俺は現在一浪中の十九歳だった。上京しようと思い立ち、目指していたのは偏差値も高いとも言えない大学だったので、早い目にこの東京郊外の家を借りたのだった。しかし、試験には落ちた。親戚中の笑い者になった(なにしろド田舎だからな)居心地の悪い俺は、親の「あんたもうあっちで浪人やってな」というひどく面倒臭さが滲み出た言葉を受け、今に至る、というわけだ。
「あァーなにか冷たくて甘いモノが食べたいなー」
目の前で足を伸ばして注文をつけ始めたのは俺の従姉妹で、今年で小三か小四くらいのおてんば娘だ。そういえば、小学生はちょうど今夏休みなのだろうか。
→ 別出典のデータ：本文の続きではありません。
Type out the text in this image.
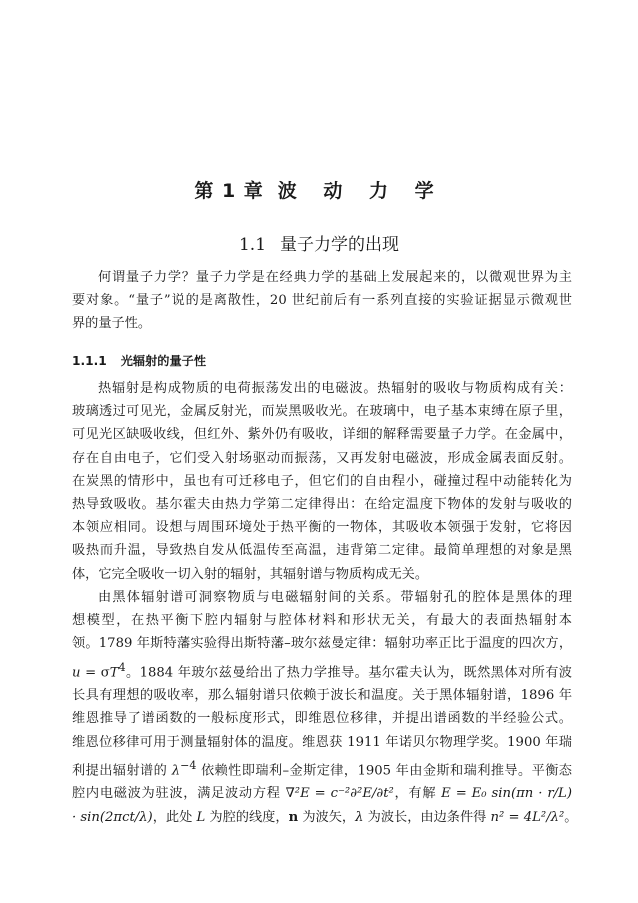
第 1 章 波 动 力 学
1.1 量子力学的出现
何谓量子力学？量子力学是在经典力学的基础上发展起来的，以微观世界为主
要对象。“量子”说的是离散性，20 世纪前后有一系列直接的实验证据显示微观世
界的量子性。
1.1.1 光辐射的量子性
热辐射是构成物质的电荷振荡发出的电磁波。热辐射的吸收与物质构成有关：
玻璃透过可见光，金属反射光，而炭黑吸收光。在玻璃中，电子基本束缚在原子里，
可见光区缺吸收线，但红外、紫外仍有吸收，详细的解释需要量子力学。在金属中，
存在自由电子，它们受入射场驱动而振荡，又再发射电磁波，形成金属表面反射。
在炭黑的情形中，虽也有可迁移电子，但它们的自由程小，碰撞过程中动能转化为
热导致吸收。基尔霍夫由热力学第二定律得出：在给定温度下物体的发射与吸收的
本领应相同。设想与周围环境处于热平衡的一物体，其吸收本领强于发射，它将因
吸热而升温，导致热自发从低温传至高温，违背第二定律。最简单理想的对象是黑
体，它完全吸收一切入射的辐射，其辐射谱与物质构成无关。
由黑体辐射谱可洞察物质与电磁辐射间的关系。带辐射孔的腔体是黑体的理
想模型，在热平衡下腔内辐射与腔体材料和形状无关，有最大的表面热辐射本
领。1789 年斯特藩实验得出斯特藩–玻尔兹曼定律：辐射功率正比于温度的四次方，
$u = \sigma T^4$。1884 年玻尔兹曼给出了热力学推导。基尔霍夫认为，既然黑体对所有波
长具有理想的吸收率，那么辐射谱只依赖于波长和温度。关于黑体辐射谱，1896 年
维恩推导了谱函数的一般标度形式，即维恩位移律，并提出谱函数的半经验公式。
维恩位移律可用于测量辐射体的温度。维恩获 1911 年诺贝尔物理学奖。1900 年瑞
利提出辐射谱的 $\lambda^{-4}$ 依赖性即瑞利–金斯定律，1905 年由金斯和瑞利推导。平衡态
腔内电磁波为驻波，满足波动方程 ∇²E = c⁻²∂²E/∂t²，有解 E = E₀ sin(πn · r/L)
· sin(2πct/λ)，此处 L 为腔的线度，n 为波矢，λ 为波长，由边条件得 n² = 4L²/λ²。
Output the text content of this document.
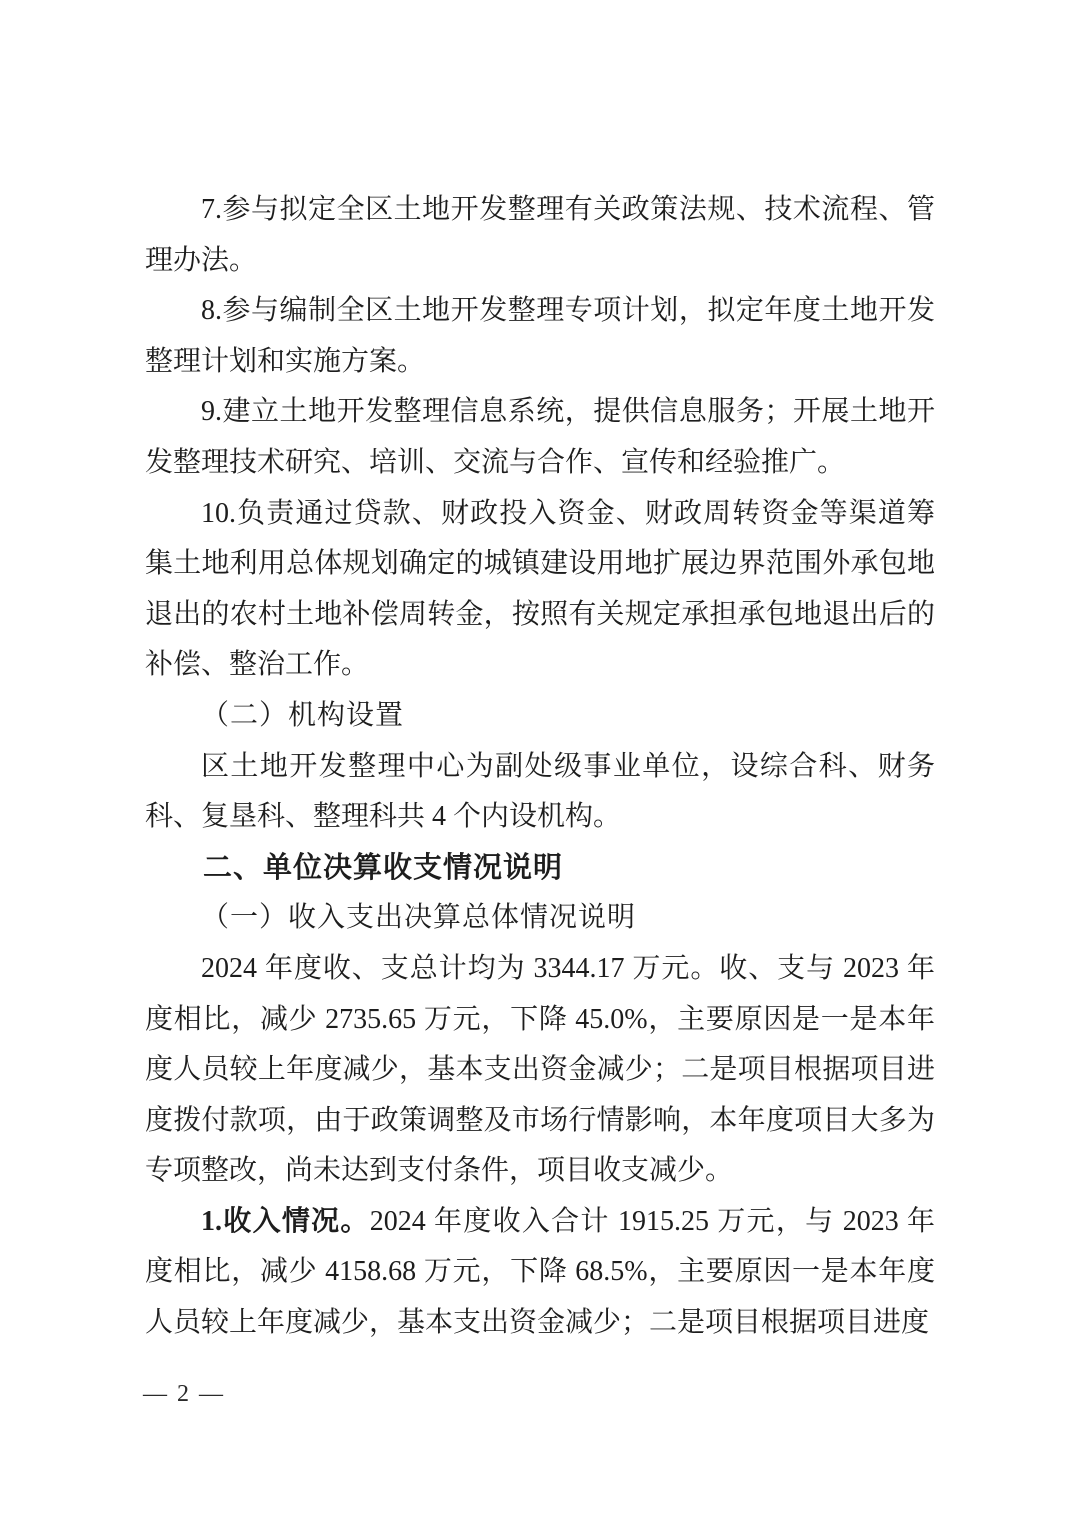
7.参与拟定全区土地开发整理有关政策法规、技术流程、管理办法。

8.参与编制全区土地开发整理专项计划，拟定年度土地开发整理计划和实施方案。

9.建立土地开发整理信息系统，提供信息服务；开展土地开发整理技术研究、培训、交流与合作、宣传和经验推广。

10.负责通过贷款、财政投入资金、财政周转资金等渠道筹集土地利用总体规划确定的城镇建设用地扩展边界范围外承包地退出的农村土地补偿周转金，按照有关规定承担承包地退出后的补偿、整治工作。

（二）机构设置

区土地开发整理中心为副处级事业单位，设综合科、财务科、复垦科、整理科共 4 个内设机构。

二、单位决算收支情况说明

（一）收入支出决算总体情况说明

2024 年度收、支总计均为 3344.17 万元。收、支与 2023 年度相比，减少 2735.65 万元，下降 45.0%，主要原因是一是本年度人员较上年度减少，基本支出资金减少；二是项目根据项目进度拨付款项，由于政策调整及市场行情影响，本年度项目大多为专项整改，尚未达到支付条件，项目收支减少。

1.收入情况。2024 年度收入合计 1915.25 万元，与 2023 年度相比，减少 4158.68 万元，下降 68.5%，主要原因一是本年度人员较上年度减少，基本支出资金减少；二是项目根据项目进度

— 2 —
尋ねてみると、間延びした声でだらだらと返事が返ってきた。要約すると、家族で東京に出ていて両親は知り合いの所に寄ってるからシュンちゃんとこで遊んでもらいなさい、ということらしい。参ったぜまったく。
「だからわかってる? 俺はこれでも一応浪人生なワケ。子どもの相手なんかしてらんねーの」
「その机で勉強してるとは思えないなー」
目線の先は問題集と参考書の積み上がった勉強机、ではなく、未完成のペーパークラフトが所在無さげに載っている机だった。どう言い訳しても勉強していないのは明らかであるが、小学生にだけは指摘されたくないことだった。
「おま、かーちゃんみたいなこと言うなよ」
「じゃあどっか連れてって」
その「じゃあ」っていうのはどっから出てくんだよ、といつも思うが、どうせここで断ってもあとで告げ口されるだけだというのは経験上知っている。最悪、今晩にでも親から電話がかかってくるだろう。それだけは避けたかった。
(それにしても、暑いな……)
忙しなく鳴くうるさいセミ。
止めどなく流れる汗。
おめかしして着てきたのであろう、黄色のワンピース。
小さな二つくくりのヘアゴムには、可愛らしい向日葵が咲いている。
にょきっと生える健康そうな手足は、小麦色に焼けてやけに眩しかった。
「なんかいかにも夏みたいな奴だな」
「んー?」
その辺の問題集をうちわ代わりに扇ぐこの少女を見ると、少しだけセミの音が遠くに聞こえるような気がした。
「あーなんかラムネ飲みたい」
「ラムネ!」
ばっと立ち上がり、ラムネ、ラムネ、と満面の笑みで言うもんだから、ラムネなんか普通どこで売ってんだよ、というツッコミもどうでもよくなる。
「じゃあどっか行くか」
「うんっ!」
行儀良く揃えられていた白いサンダルを履いた、どことなくお嬢様なおてんば娘を見て、ふと自分の服装が今まで半パンジャージとTシャツ一枚だったことに気付いた。
「着替えるからちょっと外で待ってて」
「やーん、えっち」
「お前だよ、おまえ」
この暑さじゃ、ペーパークラフトは完成しそうにない。